As irmãs Mustafa percorreram mais de 5.600 quilómetros para fugir da guerra e puder levar uma vida normal na Alemanha. “Nada é como antes, é bastante emocionante”, disse Nujeen que pela primeira vez na sua vida vai à escola.

Gosto da rotina, de fazer os trabalhos de casa, de aprender alemão… Mas fazer tudo isso num país estrangeiro é um desafio”, realça.

Nada é como era. Vive longe dos seus pais, que estão na Turquia, tem amigos, alguns reais — embora menos do que os seus professores recomendam — e centenas no Twitter e no Facebook.

Quero ser um bom modelo para os refugiados, espero que através de mim simpatizem com todos” disse a partir do apartamento que divide com Nasrine, outra irmã e quatro sobrinhas. É uma entusiasta dos programas de cultura geral e detesta notícias (“porque são todas más”). Acredita que um dia, a guerra chegará ao fim:

Tento manter a esperança, porque nada dura toda a vida, nem sequer a guerra.
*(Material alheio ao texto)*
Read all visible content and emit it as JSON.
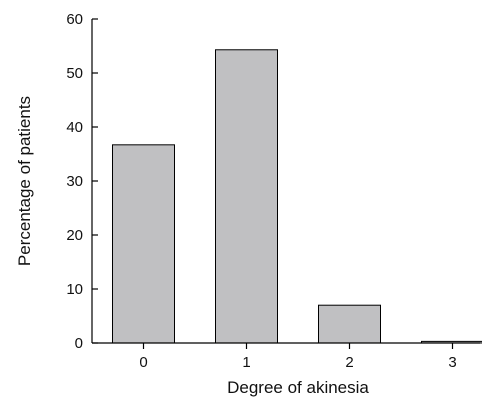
{
  "chart_data": {
    "type": "bar",
    "categories": [
      "0",
      "1",
      "2",
      "3"
    ],
    "values": [
      36.7,
      54.3,
      7.0,
      0.3
    ],
    "title": "",
    "xlabel": "Degree of akinesia",
    "ylabel": "Percentage of patients",
    "ylim": [
      0,
      60
    ],
    "yticks": [
      "0",
      "10",
      "20",
      "30",
      "40",
      "50",
      "60"
    ],
    "grid": false,
    "legend": "none",
    "bar_color": "#c0c0c2"
  }
}
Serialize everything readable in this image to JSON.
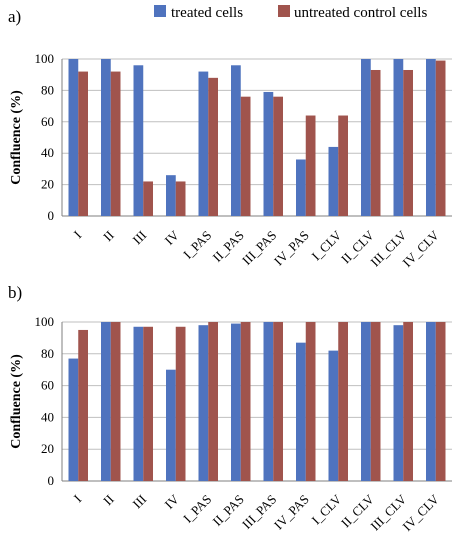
{
  "legend": [
    {
      "label": "treated cells",
      "color": "#4F73BE"
    },
    {
      "label": "untreated control cells",
      "color": "#A0544D"
    }
  ],
  "chart_data": [
    {
      "type": "bar",
      "panel_label": "a)",
      "ylabel": "Confluence (%)",
      "ylim": [
        0,
        100
      ],
      "yticks": [
        0,
        20,
        40,
        60,
        80,
        100
      ],
      "grid": true,
      "categories": [
        "I",
        "II",
        "III",
        "IV",
        "I_PAS",
        "II_PAS",
        "III_PAS",
        "IV_PAS",
        "I_CLV",
        "II_CLV",
        "III_CLV",
        "IV_CLV"
      ],
      "series": [
        {
          "name": "treated cells",
          "values": [
            100,
            100,
            96,
            26,
            92,
            96,
            79,
            36,
            44,
            100,
            100,
            100
          ]
        },
        {
          "name": "untreated control cells",
          "values": [
            92,
            92,
            22,
            22,
            88,
            76,
            76,
            64,
            64,
            93,
            93,
            99
          ]
        }
      ]
    },
    {
      "type": "bar",
      "panel_label": "b)",
      "ylabel": "Confluence (%)",
      "ylim": [
        0,
        100
      ],
      "yticks": [
        0,
        20,
        40,
        60,
        80,
        100
      ],
      "grid": true,
      "categories": [
        "I",
        "II",
        "III",
        "IV",
        "I_PAS",
        "II_PAS",
        "III_PAS",
        "IV_PAS",
        "I_CLV",
        "II_CLV",
        "III_CLV",
        "IV_CLV"
      ],
      "series": [
        {
          "name": "treated cells",
          "values": [
            77,
            100,
            97,
            70,
            98,
            99,
            100,
            87,
            82,
            100,
            98,
            100
          ]
        },
        {
          "name": "untreated control cells",
          "values": [
            95,
            100,
            97,
            97,
            100,
            100,
            100,
            100,
            100,
            100,
            100,
            100
          ]
        }
      ]
    }
  ]
}
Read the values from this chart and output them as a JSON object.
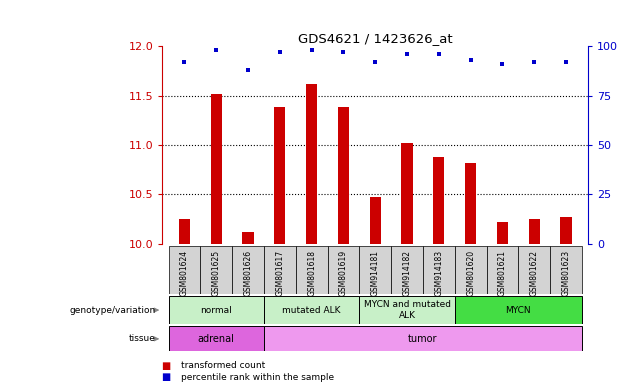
{
  "title": "GDS4621 / 1423626_at",
  "samples": [
    "GSM801624",
    "GSM801625",
    "GSM801626",
    "GSM801617",
    "GSM801618",
    "GSM801619",
    "GSM914181",
    "GSM914182",
    "GSM914183",
    "GSM801620",
    "GSM801621",
    "GSM801622",
    "GSM801623"
  ],
  "bar_values": [
    10.25,
    11.52,
    10.12,
    11.38,
    11.62,
    11.38,
    10.47,
    11.02,
    10.88,
    10.82,
    10.22,
    10.25,
    10.27
  ],
  "dot_values": [
    92,
    98,
    88,
    97,
    98,
    97,
    92,
    96,
    96,
    93,
    91,
    92,
    92
  ],
  "ylim": [
    10.0,
    12.0
  ],
  "yticks": [
    10.0,
    10.5,
    11.0,
    11.5,
    12.0
  ],
  "right_yticks": [
    0,
    25,
    50,
    75,
    100
  ],
  "right_ylim": [
    0,
    100
  ],
  "bar_color": "#cc0000",
  "dot_color": "#0000cc",
  "genotype_groups": [
    {
      "label": "normal",
      "start": 0,
      "end": 3,
      "color": "#c8f0c8"
    },
    {
      "label": "mutated ALK",
      "start": 3,
      "end": 6,
      "color": "#c8f0c8"
    },
    {
      "label": "MYCN and mutated\nALK",
      "start": 6,
      "end": 9,
      "color": "#c8f0c8"
    },
    {
      "label": "MYCN",
      "start": 9,
      "end": 13,
      "color": "#44dd44"
    }
  ],
  "tissue_groups": [
    {
      "label": "adrenal",
      "start": 0,
      "end": 3,
      "color": "#dd66dd"
    },
    {
      "label": "tumor",
      "start": 3,
      "end": 13,
      "color": "#ee99ee"
    }
  ],
  "legend_items": [
    {
      "label": "transformed count",
      "color": "#cc0000"
    },
    {
      "label": "percentile rank within the sample",
      "color": "#0000cc"
    }
  ],
  "tick_label_color": "#cc0000",
  "right_tick_color": "#0000cc",
  "grid_color": "#000000",
  "bar_width": 0.35
}
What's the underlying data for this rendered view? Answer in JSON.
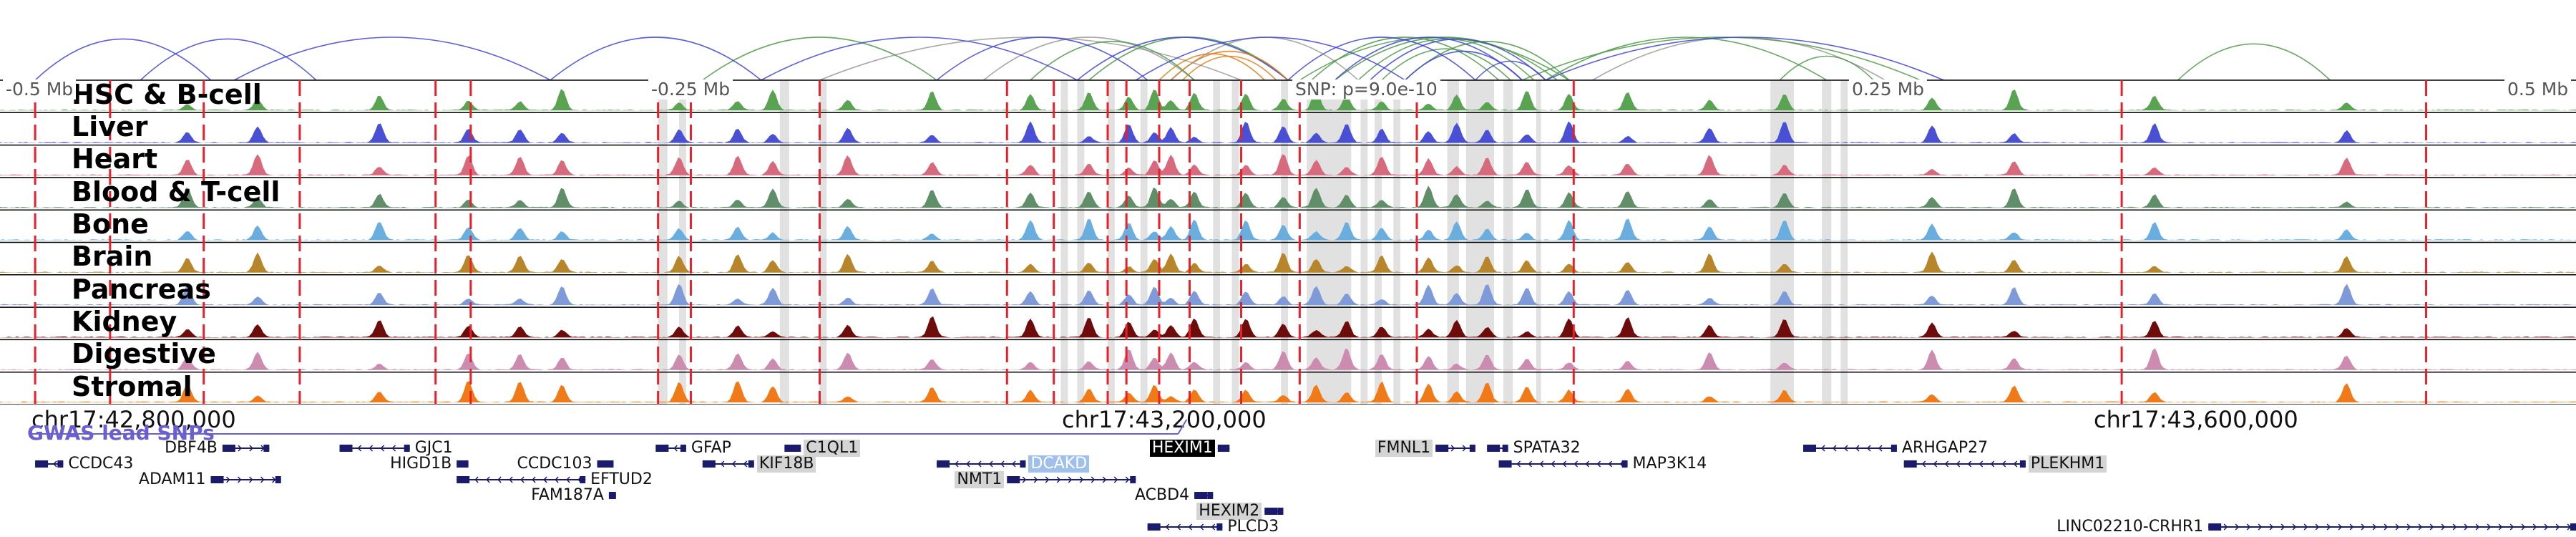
{
  "region": {
    "start": 42700000,
    "end": 43800000
  },
  "snp": {
    "position": 43200000,
    "label": "SNP: p=9.0e-10"
  },
  "offset_ticks": [
    {
      "pos": 42700000,
      "label": "-0.5 Mb"
    },
    {
      "pos": 42950000,
      "label": "-0.25 Mb"
    },
    {
      "pos": 43450000,
      "label": "0.25 Mb"
    },
    {
      "pos": 43700000,
      "label": "0.5 Mb"
    }
  ],
  "coordinate_ticks": [
    {
      "pos": 42800000,
      "label": "chr17:42,800,000"
    },
    {
      "pos": 43200000,
      "label": "chr17:43,200,000"
    },
    {
      "pos": 43600000,
      "label": "chr17:43,600,000"
    }
  ],
  "gwas_label": "GWAS lead SNPs",
  "tracks": [
    {
      "name": "HSC & B-cell",
      "color": "#5aa352"
    },
    {
      "name": "Liver",
      "color": "#4a50d4"
    },
    {
      "name": "Heart",
      "color": "#d86a7e"
    },
    {
      "name": "Blood & T-cell",
      "color": "#5f8e68"
    },
    {
      "name": "Bone",
      "color": "#6aaee0"
    },
    {
      "name": "Brain",
      "color": "#b8862a"
    },
    {
      "name": "Pancreas",
      "color": "#7e9ad8"
    },
    {
      "name": "Kidney",
      "color": "#6e0b0b"
    },
    {
      "name": "Digestive",
      "color": "#cc8cb0"
    },
    {
      "name": "Stromal",
      "color": "#f07a18"
    }
  ],
  "red_markers": [
    42715000,
    42747000,
    42787000,
    42828000,
    42886000,
    42901000,
    42981000,
    42995000,
    43050000,
    43130000,
    43150000,
    43173000,
    43181000,
    43195000,
    43208000,
    43230000,
    43255000,
    43305000,
    43372000,
    43606000,
    43736000
  ],
  "gray_bands": [
    [
      42981000,
      42985000
    ],
    [
      42990000,
      42993000
    ],
    [
      43033000,
      43037000
    ],
    [
      43050000,
      43053000
    ],
    [
      43153000,
      43156000
    ],
    [
      43160000,
      43163000
    ],
    [
      43173000,
      43176000
    ],
    [
      43187000,
      43190000
    ],
    [
      43218000,
      43221000
    ],
    [
      43226000,
      43229000
    ],
    [
      43247000,
      43250000
    ],
    [
      43258000,
      43277000
    ],
    [
      43281000,
      43284000
    ],
    [
      43287000,
      43290000
    ],
    [
      43295000,
      43298000
    ],
    [
      43318000,
      43323000
    ],
    [
      43326000,
      43338000
    ],
    [
      43342000,
      43346000
    ],
    [
      43356000,
      43358000
    ],
    [
      43456000,
      43466000
    ],
    [
      43478000,
      43482000
    ],
    [
      43486000,
      43489000
    ]
  ],
  "peak_centers": [
    42780000,
    42810000,
    42862000,
    42900000,
    42922000,
    42940000,
    42990000,
    43015000,
    43030000,
    43062000,
    43098000,
    43140000,
    43165000,
    43182000,
    43193000,
    43200000,
    43210000,
    43232000,
    43248000,
    43262000,
    43275000,
    43290000,
    43310000,
    43322000,
    43335000,
    43352000,
    43370000,
    43395000,
    43430000,
    43462000,
    43525000,
    43560000,
    43620000,
    43702000
  ],
  "arcs_blue": [
    [
      42715000,
      42790000
    ],
    [
      42760000,
      42835000
    ],
    [
      42800000,
      42935000
    ],
    [
      42935000,
      43025000
    ],
    [
      43025000,
      43160000
    ],
    [
      43100000,
      43190000
    ],
    [
      43160000,
      43250000
    ],
    [
      43185000,
      43300000
    ],
    [
      43250000,
      43330000
    ],
    [
      43270000,
      43350000
    ],
    [
      43300000,
      43350000
    ],
    [
      43285000,
      43360000
    ],
    [
      43330000,
      43360000
    ],
    [
      43360000,
      43530000
    ]
  ],
  "arcs_green": [
    [
      43000000,
      43100000
    ],
    [
      43140000,
      43210000
    ],
    [
      43165000,
      43250000
    ],
    [
      43255000,
      43370000
    ],
    [
      43260000,
      43340000
    ],
    [
      43270000,
      43365000
    ],
    [
      43280000,
      43355000
    ],
    [
      43300000,
      43370000
    ],
    [
      43290000,
      43345000
    ],
    [
      43360000,
      43480000
    ],
    [
      43350000,
      43520000
    ],
    [
      43460000,
      43500000
    ],
    [
      43630000,
      43695000
    ]
  ],
  "arcs_orange": [
    [
      43200000,
      43250000
    ],
    [
      43205000,
      43245000
    ],
    [
      43195000,
      43240000
    ]
  ],
  "arcs_gray": [
    [
      43120000,
      43210000
    ],
    [
      43050000,
      43230000
    ],
    [
      43380000,
      43505000
    ],
    [
      43200000,
      43280000
    ]
  ],
  "genes": [
    {
      "name": "DBF4B",
      "start": 42795000,
      "end": 42815000,
      "row": 0,
      "strand": "+",
      "label_side": "left",
      "highlight": ""
    },
    {
      "name": "CCDC43",
      "start": 42715000,
      "end": 42727000,
      "row": 1,
      "strand": "-",
      "label_side": "right",
      "highlight": ""
    },
    {
      "name": "ADAM11",
      "start": 42790000,
      "end": 42820000,
      "row": 2,
      "strand": "+",
      "label_side": "left",
      "highlight": ""
    },
    {
      "name": "GJC1",
      "start": 42845000,
      "end": 42875000,
      "row": 0,
      "strand": "-",
      "label_side": "right",
      "highlight": ""
    },
    {
      "name": "HIGD1B",
      "start": 42895000,
      "end": 42900000,
      "row": 1,
      "strand": "+",
      "label_side": "left",
      "highlight": ""
    },
    {
      "name": "EFTUD2",
      "start": 42895000,
      "end": 42950000,
      "row": 2,
      "strand": "-",
      "label_side": "right",
      "highlight": ""
    },
    {
      "name": "CCDC103",
      "start": 42955000,
      "end": 42962000,
      "row": 1,
      "strand": "+",
      "label_side": "left",
      "highlight": ""
    },
    {
      "name": "FAM187A",
      "start": 42960000,
      "end": 42963000,
      "row": 3,
      "strand": "+",
      "label_side": "left",
      "highlight": ""
    },
    {
      "name": "GFAP",
      "start": 42980000,
      "end": 42993000,
      "row": 0,
      "strand": "-",
      "label_side": "right",
      "highlight": ""
    },
    {
      "name": "KIF18B",
      "start": 43000000,
      "end": 43022000,
      "row": 1,
      "strand": "-",
      "label_side": "right",
      "highlight": "gray"
    },
    {
      "name": "C1QL1",
      "start": 43035000,
      "end": 43042000,
      "row": 0,
      "strand": "-",
      "label_side": "right",
      "highlight": "gray"
    },
    {
      "name": "DCAKD",
      "start": 43100000,
      "end": 43138000,
      "row": 1,
      "strand": "-",
      "label_side": "right",
      "highlight": "blue"
    },
    {
      "name": "NMT1",
      "start": 43130000,
      "end": 43185000,
      "row": 2,
      "strand": "+",
      "label_side": "left",
      "highlight": "gray"
    },
    {
      "name": "HEXIM1",
      "start": 43220000,
      "end": 43225000,
      "row": 0,
      "strand": "+",
      "label_side": "left",
      "highlight": "black"
    },
    {
      "name": "ACBD4",
      "start": 43210000,
      "end": 43218000,
      "row": 3,
      "strand": "+",
      "label_side": "left",
      "highlight": ""
    },
    {
      "name": "HEXIM2",
      "start": 43240000,
      "end": 43248000,
      "row": 4,
      "strand": "+",
      "label_side": "left",
      "highlight": "gray"
    },
    {
      "name": "PLCD3",
      "start": 43190000,
      "end": 43222000,
      "row": 5,
      "strand": "-",
      "label_side": "right",
      "highlight": ""
    },
    {
      "name": "FMNL1",
      "start": 43313000,
      "end": 43330000,
      "row": 0,
      "strand": "+",
      "label_side": "left",
      "highlight": "gray"
    },
    {
      "name": "SPATA32",
      "start": 43335000,
      "end": 43344000,
      "row": 0,
      "strand": "-",
      "label_side": "right",
      "highlight": ""
    },
    {
      "name": "MAP3K14",
      "start": 43340000,
      "end": 43395000,
      "row": 1,
      "strand": "-",
      "label_side": "right",
      "highlight": ""
    },
    {
      "name": "ARHGAP27",
      "start": 43470000,
      "end": 43510000,
      "row": 0,
      "strand": "-",
      "label_side": "right",
      "highlight": ""
    },
    {
      "name": "PLEKHM1",
      "start": 43513000,
      "end": 43565000,
      "row": 1,
      "strand": "-",
      "label_side": "right",
      "highlight": "gray"
    },
    {
      "name": "LINC02210-CRHR1",
      "start": 43643000,
      "end": 43800000,
      "row": 5,
      "strand": "+",
      "label_side": "left",
      "highlight": ""
    }
  ]
}
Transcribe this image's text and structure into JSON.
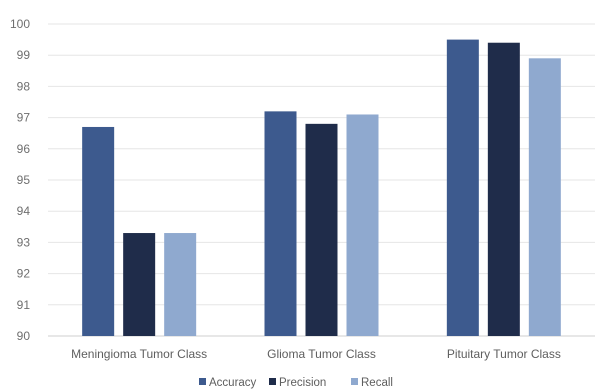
{
  "chart_data": {
    "type": "bar",
    "categories": [
      "Meningioma Tumor Class",
      "Glioma Tumor Class",
      "Pituitary Tumor Class"
    ],
    "series": [
      {
        "name": "Accuracy",
        "color": "#3d5a8e",
        "values": [
          96.7,
          97.2,
          99.5
        ]
      },
      {
        "name": "Precision",
        "color": "#1f2c4a",
        "values": [
          93.3,
          96.8,
          99.4
        ]
      },
      {
        "name": "Recall",
        "color": "#8fa9cf",
        "values": [
          93.3,
          97.1,
          98.9
        ]
      }
    ],
    "ylim": [
      90,
      100
    ],
    "yticks": [
      90,
      91,
      92,
      93,
      94,
      95,
      96,
      97,
      98,
      99,
      100
    ],
    "grid": true,
    "legend": "bottom",
    "title": "",
    "xlabel": "",
    "ylabel": ""
  }
}
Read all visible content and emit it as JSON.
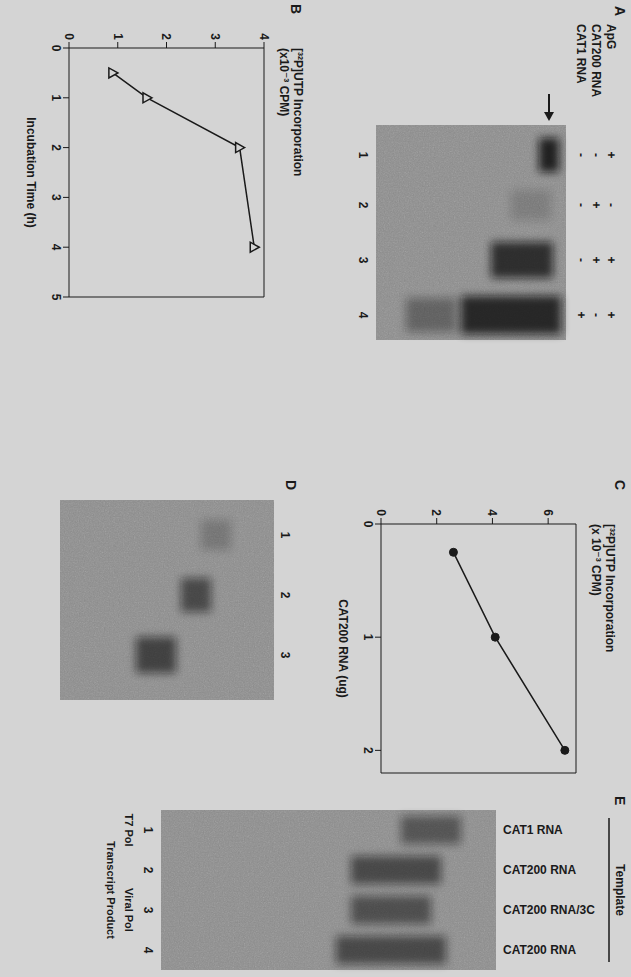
{
  "chart_data": [
    {
      "panel": "B",
      "type": "line",
      "ylabel": "[³²P]UTP Incorporation (x10⁻³ CPM)",
      "xlabel": "Incubation Time (h)",
      "x": [
        0.5,
        1,
        2,
        4
      ],
      "values": [
        0.9,
        1.6,
        3.5,
        3.8
      ],
      "xlim": [
        0,
        5
      ],
      "xticks": [
        0,
        1,
        2,
        3,
        4,
        5
      ],
      "ylim": [
        0,
        4
      ],
      "yticks": [
        0,
        1,
        2,
        3,
        4
      ],
      "marker": "triangle",
      "color": "#1a1a1a"
    },
    {
      "panel": "C",
      "type": "line",
      "ylabel": "[³²P]UTP Incorporation (x 10⁻³ CPM)",
      "xlabel": "CAT200 RNA (ug)",
      "x": [
        0.25,
        1,
        2
      ],
      "values": [
        2.6,
        4.1,
        6.6
      ],
      "xlim": [
        0,
        2.2
      ],
      "xticks": [
        0,
        1,
        2
      ],
      "ylim": [
        0,
        7
      ],
      "yticks": [
        0,
        2,
        4,
        6
      ],
      "marker": "circle",
      "color": "#1a1a1a"
    }
  ],
  "gels": [
    {
      "panel": "A",
      "row_labels": [
        "ApG",
        "CAT200 RNA",
        "CAT1 RNA"
      ],
      "signs": [
        [
          "+",
          "-",
          "+",
          "+"
        ],
        [
          "-",
          "+",
          "+",
          "-"
        ],
        [
          "-",
          "-",
          "-",
          "+"
        ]
      ],
      "lanes": [
        1,
        2,
        3,
        4
      ]
    },
    {
      "panel": "D",
      "lanes": [
        1,
        2,
        3
      ]
    },
    {
      "panel": "E",
      "template_label": "Template",
      "templates": [
        "CAT1 RNA",
        "CAT200 RNA",
        "CAT200 RNA/3C",
        "CAT200 RNA"
      ],
      "lanes": [
        1,
        2,
        3,
        4
      ],
      "polymerases": [
        {
          "label": "T7 Pol",
          "lanes": [
            1
          ]
        },
        {
          "label": "Viral Pol",
          "lanes": [
            2,
            3,
            4
          ]
        }
      ],
      "footer": "Transcript Product"
    }
  ]
}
Um dia voltaremos à Síria.”

Até lá, tem vários planos para o futuro. “O plano A é estudar física para ser astronauta. O plano B é uma escritora profissional. Os alemães têm sempre um plano B.” Nujeen até escreveu um livro onde partilha a sua história, com a ajuda de Christina Lamb, a biógrafa de Malala, a adolescente afegã vencedora de um Nobel da Paz.

Está muito agradecida à chanceler Angela Merkel, e, claro, a Sergei Brin, fundador da Google, onde navega para acumular obsessivamente dados de todo o tipo. E, como não podia deixar de ser, à sua irmã Nasrine.

Quando me pedir algo e eu não o fizer diz-me «hey, eu empurrei-te pela Europa!» “, exclama a sorrir.